2. Diese Frage kann hier im Ergebnis offen bleiben, denn die Beklagte haftet der Klägerin jedenfalls gem. § 414 Abs.1 Nr.1 HGB auf Schadensersatz, weil der Schaden durch ungenügende Verpackung verursacht worden ist.
a. Ungenügend im Sinne des § 414 Abs.1 Nr.1 HGB ist eine Verpackung dann, wenn sie den Vorgaben des § 411 HGB nicht entspricht (Fremuth/Thume, Kommentar zum Transportrecht, § 414 HGB Rn20). § 411 S.1 HGB verlangt vom Absender – vorbehaltlich hier nicht vorliegender abweichender vertraglicher Vereinbarungen –, dass er das Gut so verpackt, dass dem Frachtführer keine Schäden entstehen. Entspricht die Verpackung diesen Anforderungen nicht, so haftet der Absender dem Frachtführer u.a. auf Erstattung der Kosten einer hieraus resultierenden Inanspruchnahme durch Dritte (Fremuth/Thume, Kommentar zum Transportrecht, § 414 HGB Rn15).
b. Die Verpackung der Coils war hier, an diesem Maßstab gemessen, ungenügend.
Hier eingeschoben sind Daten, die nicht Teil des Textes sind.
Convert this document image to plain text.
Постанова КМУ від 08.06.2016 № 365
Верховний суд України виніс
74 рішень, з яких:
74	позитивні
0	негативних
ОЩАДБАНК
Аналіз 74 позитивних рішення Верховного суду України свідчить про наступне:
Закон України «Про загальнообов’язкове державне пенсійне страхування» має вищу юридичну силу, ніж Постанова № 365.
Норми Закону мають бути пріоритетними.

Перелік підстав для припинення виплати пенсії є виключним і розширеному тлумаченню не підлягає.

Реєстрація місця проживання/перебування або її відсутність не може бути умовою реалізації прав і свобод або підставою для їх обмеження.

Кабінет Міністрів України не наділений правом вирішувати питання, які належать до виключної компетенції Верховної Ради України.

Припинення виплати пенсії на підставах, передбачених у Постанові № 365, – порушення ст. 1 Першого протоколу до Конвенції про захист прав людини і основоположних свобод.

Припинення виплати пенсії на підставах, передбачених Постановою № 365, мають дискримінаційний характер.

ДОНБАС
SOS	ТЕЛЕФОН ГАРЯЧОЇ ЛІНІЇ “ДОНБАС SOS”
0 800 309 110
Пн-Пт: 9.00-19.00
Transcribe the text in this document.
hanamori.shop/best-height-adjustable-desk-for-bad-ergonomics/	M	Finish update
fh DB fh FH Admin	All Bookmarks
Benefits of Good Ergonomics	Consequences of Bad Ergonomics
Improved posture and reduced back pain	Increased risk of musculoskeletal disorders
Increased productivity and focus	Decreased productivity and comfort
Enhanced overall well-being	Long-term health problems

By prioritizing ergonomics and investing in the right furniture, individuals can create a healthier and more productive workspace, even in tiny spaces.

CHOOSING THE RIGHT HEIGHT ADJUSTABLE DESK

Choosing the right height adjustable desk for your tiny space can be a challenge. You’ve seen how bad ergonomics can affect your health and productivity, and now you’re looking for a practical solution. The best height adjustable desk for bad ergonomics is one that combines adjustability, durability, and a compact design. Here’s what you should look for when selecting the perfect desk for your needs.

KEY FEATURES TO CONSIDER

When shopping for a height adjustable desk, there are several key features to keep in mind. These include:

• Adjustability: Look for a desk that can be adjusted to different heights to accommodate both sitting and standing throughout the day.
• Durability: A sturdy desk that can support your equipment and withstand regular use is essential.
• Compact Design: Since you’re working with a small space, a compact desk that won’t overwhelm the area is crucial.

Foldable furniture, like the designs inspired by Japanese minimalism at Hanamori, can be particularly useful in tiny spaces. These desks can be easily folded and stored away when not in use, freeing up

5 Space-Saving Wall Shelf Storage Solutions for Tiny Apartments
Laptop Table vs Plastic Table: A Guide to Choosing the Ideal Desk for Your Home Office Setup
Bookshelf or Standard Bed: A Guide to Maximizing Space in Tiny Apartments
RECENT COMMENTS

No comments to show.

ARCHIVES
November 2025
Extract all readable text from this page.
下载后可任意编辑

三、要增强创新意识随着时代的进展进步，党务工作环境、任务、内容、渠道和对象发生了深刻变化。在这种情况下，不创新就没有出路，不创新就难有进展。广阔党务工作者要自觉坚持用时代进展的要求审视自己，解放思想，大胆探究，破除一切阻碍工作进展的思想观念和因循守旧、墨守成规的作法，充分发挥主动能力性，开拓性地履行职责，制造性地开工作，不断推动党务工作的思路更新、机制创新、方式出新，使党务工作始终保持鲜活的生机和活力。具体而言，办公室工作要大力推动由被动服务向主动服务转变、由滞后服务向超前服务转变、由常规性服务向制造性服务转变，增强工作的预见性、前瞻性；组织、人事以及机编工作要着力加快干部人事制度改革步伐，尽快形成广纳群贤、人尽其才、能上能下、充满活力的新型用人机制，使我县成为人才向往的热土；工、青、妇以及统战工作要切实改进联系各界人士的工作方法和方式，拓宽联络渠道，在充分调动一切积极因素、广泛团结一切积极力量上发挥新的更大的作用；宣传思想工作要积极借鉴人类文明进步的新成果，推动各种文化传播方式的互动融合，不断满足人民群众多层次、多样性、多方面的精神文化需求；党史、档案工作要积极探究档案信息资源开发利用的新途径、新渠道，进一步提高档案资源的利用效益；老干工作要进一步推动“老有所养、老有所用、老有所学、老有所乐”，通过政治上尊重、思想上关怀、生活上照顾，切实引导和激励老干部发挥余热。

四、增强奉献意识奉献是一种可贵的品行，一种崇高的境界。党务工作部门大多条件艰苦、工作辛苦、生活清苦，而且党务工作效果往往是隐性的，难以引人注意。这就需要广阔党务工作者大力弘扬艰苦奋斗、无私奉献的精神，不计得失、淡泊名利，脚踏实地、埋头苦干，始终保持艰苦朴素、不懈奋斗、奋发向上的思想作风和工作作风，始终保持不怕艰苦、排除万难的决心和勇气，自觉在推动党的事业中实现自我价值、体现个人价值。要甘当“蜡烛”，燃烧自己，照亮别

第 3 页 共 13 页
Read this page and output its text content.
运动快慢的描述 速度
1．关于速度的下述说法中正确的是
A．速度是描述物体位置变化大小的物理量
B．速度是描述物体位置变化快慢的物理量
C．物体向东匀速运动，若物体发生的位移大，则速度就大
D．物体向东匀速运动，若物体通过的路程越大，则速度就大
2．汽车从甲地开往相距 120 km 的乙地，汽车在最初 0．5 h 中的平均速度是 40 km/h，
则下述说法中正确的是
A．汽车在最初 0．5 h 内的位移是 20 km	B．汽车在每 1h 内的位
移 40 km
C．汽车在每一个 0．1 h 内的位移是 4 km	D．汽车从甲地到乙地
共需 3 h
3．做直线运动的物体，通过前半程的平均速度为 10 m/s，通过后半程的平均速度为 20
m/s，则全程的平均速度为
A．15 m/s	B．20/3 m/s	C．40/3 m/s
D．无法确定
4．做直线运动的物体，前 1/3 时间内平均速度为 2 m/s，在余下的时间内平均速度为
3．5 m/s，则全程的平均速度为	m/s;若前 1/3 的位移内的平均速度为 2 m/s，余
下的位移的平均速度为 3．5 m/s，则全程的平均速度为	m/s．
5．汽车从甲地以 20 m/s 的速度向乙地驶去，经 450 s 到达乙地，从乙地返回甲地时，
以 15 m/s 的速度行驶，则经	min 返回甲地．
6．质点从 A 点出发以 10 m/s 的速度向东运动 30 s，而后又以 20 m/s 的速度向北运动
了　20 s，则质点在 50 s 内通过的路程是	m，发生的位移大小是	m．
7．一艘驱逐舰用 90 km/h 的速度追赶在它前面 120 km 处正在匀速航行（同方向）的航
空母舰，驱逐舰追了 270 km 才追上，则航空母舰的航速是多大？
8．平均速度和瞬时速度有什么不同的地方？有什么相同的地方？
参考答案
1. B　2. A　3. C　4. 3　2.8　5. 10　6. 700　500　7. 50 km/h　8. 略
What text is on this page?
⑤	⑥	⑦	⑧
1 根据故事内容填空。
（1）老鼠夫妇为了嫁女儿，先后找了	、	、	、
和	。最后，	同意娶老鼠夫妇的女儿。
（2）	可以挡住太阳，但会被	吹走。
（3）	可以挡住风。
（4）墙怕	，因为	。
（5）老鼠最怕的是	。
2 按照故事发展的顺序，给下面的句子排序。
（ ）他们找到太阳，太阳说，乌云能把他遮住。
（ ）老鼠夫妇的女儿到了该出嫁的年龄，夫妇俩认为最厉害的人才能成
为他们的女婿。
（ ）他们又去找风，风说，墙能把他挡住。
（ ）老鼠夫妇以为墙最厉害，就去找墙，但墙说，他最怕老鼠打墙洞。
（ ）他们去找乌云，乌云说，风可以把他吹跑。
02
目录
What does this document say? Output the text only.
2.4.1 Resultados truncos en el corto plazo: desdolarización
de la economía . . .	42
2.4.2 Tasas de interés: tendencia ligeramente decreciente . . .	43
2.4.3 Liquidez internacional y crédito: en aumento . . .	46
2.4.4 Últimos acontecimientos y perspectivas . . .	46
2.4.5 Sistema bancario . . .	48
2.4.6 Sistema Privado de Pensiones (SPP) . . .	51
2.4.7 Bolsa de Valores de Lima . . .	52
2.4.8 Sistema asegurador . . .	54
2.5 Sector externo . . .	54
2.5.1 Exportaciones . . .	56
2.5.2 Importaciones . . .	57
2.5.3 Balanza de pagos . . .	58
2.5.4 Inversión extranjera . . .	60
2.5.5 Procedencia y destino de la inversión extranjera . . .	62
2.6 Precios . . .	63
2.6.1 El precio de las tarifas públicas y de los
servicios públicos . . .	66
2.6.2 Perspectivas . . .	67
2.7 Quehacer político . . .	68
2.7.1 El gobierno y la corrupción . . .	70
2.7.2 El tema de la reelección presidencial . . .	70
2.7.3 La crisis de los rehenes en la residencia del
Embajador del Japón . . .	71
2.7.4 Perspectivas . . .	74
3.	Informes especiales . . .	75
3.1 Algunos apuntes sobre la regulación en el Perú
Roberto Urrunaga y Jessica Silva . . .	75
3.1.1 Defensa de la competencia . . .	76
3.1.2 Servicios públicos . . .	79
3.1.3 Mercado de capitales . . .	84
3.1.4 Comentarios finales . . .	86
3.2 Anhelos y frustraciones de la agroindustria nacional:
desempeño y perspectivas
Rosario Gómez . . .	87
Der Vertreter der Beklagten hat im Termin vor dem Senat selbst erklärt, hier liege ein »Verpackungsausreißer« vor; nur weil die Verpackung einzelner Coils hier nicht wie sonst in der weit überwiegenden Zahl der Fälle dicht genug gewesen sei, um das üblicherweise zur Behandlung der zu transportierenden Coils eingesetzte Öl aufzufangen, sei es zu dessen Austritt gekommen.
c. Damit war die Verpackung im vorliegenden Fall aber entgegen § 411 HGB auch nicht mehr geeignet, Schäden beim Frachtführer zu vermeiden. Hierfür hat die Beklagte, die im Verhältnis zur Klägerin als Absender anzusehen ist, gem. § 414 Abs.1 Nr.1 HGB ohne Rücksicht auf ein etwaiges Verschulden einzustehen, und zwar unbeschadet der Tatsache, dass die Beklagte die Verpackung der Coils hier ersichtlich nicht selbst vorgenommen, sondern von deren Hersteller übernommen hatte (dazu vgl. Fremuth/Thume, Kommentar zum Transportrecht, § 414 HGB Rn21).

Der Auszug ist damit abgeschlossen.